After being back at work for several days, the plaintiff felt more pain from his infection site. The plaintiff informed his manager of his pain and left work early. Over the course of the following days, the plaintiff sent Facebook messages to his manager, notifying him that he would not be returning to work and was being readmitted to the hospital for the same infection. His manager did not respond to these messages but reported the plaintiff’s absences to human resources. When the plaintiff returned to work with a doctor’s note, he learned that he had been fired.

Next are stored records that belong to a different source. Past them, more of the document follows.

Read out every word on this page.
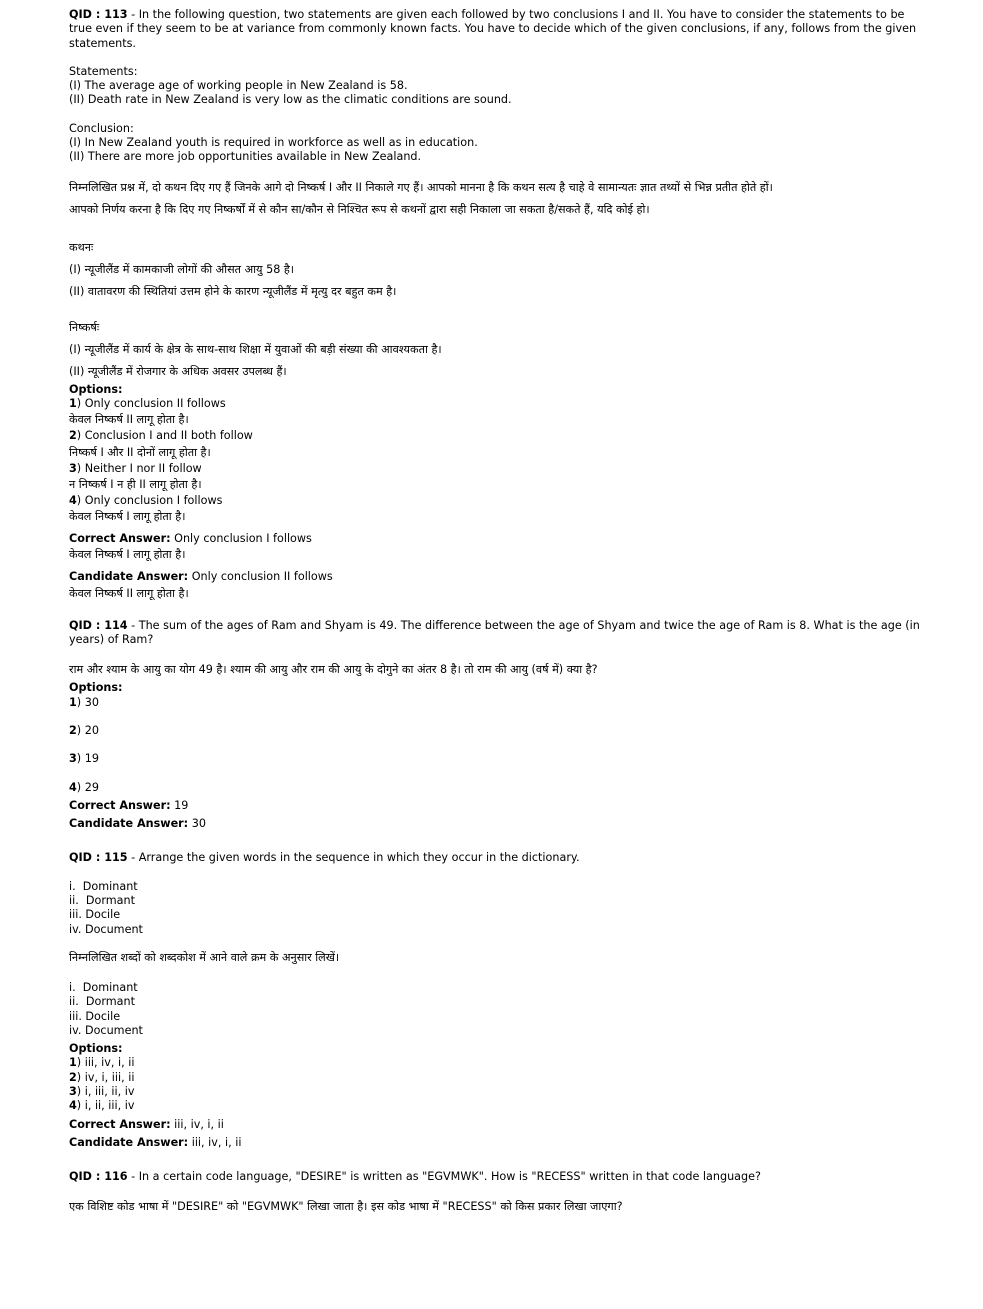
QID : 113 - In the following question, two statements are given each followed by two conclusions I and II. You have to consider the statements to be true even if they seem to be at variance from commonly known facts. You have to decide which of the given conclusions, if any, follows from the given statements.
Statements:
(I) The average age of working people in New Zealand is 58.
(II) Death rate in New Zealand is very low as the climatic conditions are sound.
Conclusion:
(I) In New Zealand youth is required in workforce as well as in education.
(II) There are more job opportunities available in New Zealand.
निम्नलिखित प्रश्न में, दो कथन दिए गए हैं जिनके आगे दो निष्कर्ष I और II निकाले गए हैं। आपको मानना है कि कथन सत्य है चाहे वे सामान्यतः ज्ञात तथ्यों से भिन्न प्रतीत होते हों।
आपको निर्णय करना है कि दिए गए निष्कर्षों में से कौन सा/कौन से निश्चित रूप से कथनों द्वारा सही निकाला जा सकता है/सकते हैं, यदि कोई हो।
कथनः
(I) न्यूजीलैंड में कामकाजी लोगों की औसत आयु 58 है।
(II) वातावरण की स्थितियां उत्तम होने के कारण न्यूजीलैंड में मृत्यु दर बहुत कम है।
निष्कर्षः
(I) न्यूजीलैंड में कार्य के क्षेत्र के साथ-साथ शिक्षा में युवाओं की बड़ी संख्या की आवश्यकता है।
(II) न्यूजीलैंड में रोजगार के अधिक अवसर उपलब्ध हैं।
Options:
1) Only conclusion II follows
केवल निष्कर्ष II लागू होता है।
2) Conclusion I and II both follow
निष्कर्ष I और II दोनों लागू होता है।
3) Neither I nor II follow
न निष्कर्ष I न ही II लागू होता है।
4) Only conclusion I follows
केवल निष्कर्ष I लागू होता है।
Correct Answer: Only conclusion I follows
केवल निष्कर्ष I लागू होता है।
Candidate Answer: Only conclusion II follows
केवल निष्कर्ष II लागू होता है।
QID : 114 - The sum of the ages of Ram and Shyam is 49. The difference between the age of Shyam and twice the age of Ram is 8. What is the age (in years) of Ram?
राम और श्याम के आयु का योग 49 है। श्याम की आयु और राम की आयु के दोगुने का अंतर 8 है। तो राम की आयु (वर्ष में) क्या है?
Options:
1) 30
2) 20
3) 19
4) 29
Correct Answer: 19
Candidate Answer: 30
QID : 115 - Arrange the given words in the sequence in which they occur in the dictionary.
i.  Dominant
ii.  Dormant
iii. Docile
iv. Document
निम्नलिखित शब्दों को शब्दकोश में आने वाले क्रम के अनुसार लिखें।
i.  Dominant
ii.  Dormant
iii. Docile
iv. Document
Options:
1) iii, iv, i, ii
2) iv, i, iii, ii
3) i, iii, ii, iv
4) i, ii, iii, iv
Correct Answer: iii, iv, i, ii
Candidate Answer: iii, iv, i, ii
QID : 116 - In a certain code language, "DESIRE" is written as "EGVMWK". How is "RECESS" written in that code language?
एक विशिष्ट कोड भाषा में "DESIRE" को "EGVMWK" लिखा जाता है। इस कोड भाषा में "RECESS" को किस प्रकार लिखा जाएगा?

The plaintiff sued for wrongful discharge, FMLA interference, and FMLA retaliation. Both the district court and the Fourth Circuit agreed that the plaintiff’s FMLA claims turned on whether the plaintiff had provided adequate notice of his need for FMLA during his readmission to the hospital. The district court dismissed the FMLA claims. The district court held that the FMLA regulations permit an employer to “require an employee to comply with the employer’s usual and customary notice and procedural requirements for requesting leave, absent unusual circumstances.” Because the plaintiff sent his manager a Facebook message to report his absence rather than using the call-in procedure, the district court determined that he had not given sufficient notice.
The Fourth Circuit disagreed. Reversing the lower court’s decision, the Fourth Circuit held that the FMLA regulation governing call-in procedures was more flexible than the lower court suggested. Instead, the Court determined that the terms “usual and customary” could refer to any procedures that an employer has accepted “by informal practice or course of dealing with an employee.” The Court further noted that nothing in the text of the regulation limits the scope of a “usual and customary” policy to an employer’s written policy. Although the written policy could be used as prima facie evidence of what is “usual and customary,” nothing precludes an employee from rebutting that presumption with evidence showing that the employer also accepts other methods of absentee notice. In this case, because the plaintiff and his manager discussed his medical condition and status via Facebook messenger and because the plaintiff had been credited with FMLA leave based on those conversations without discipline, the Court determined that whether the plaintiff followed the “usual and customary” notice procedures was best left resolved by a jury.
The Fourth Circuit’s opinion is an important reminder to employers to ensure that call-in procedures are consistently enforced to eliminate the risk that informal notice methods could be accepted as “usual and customary.”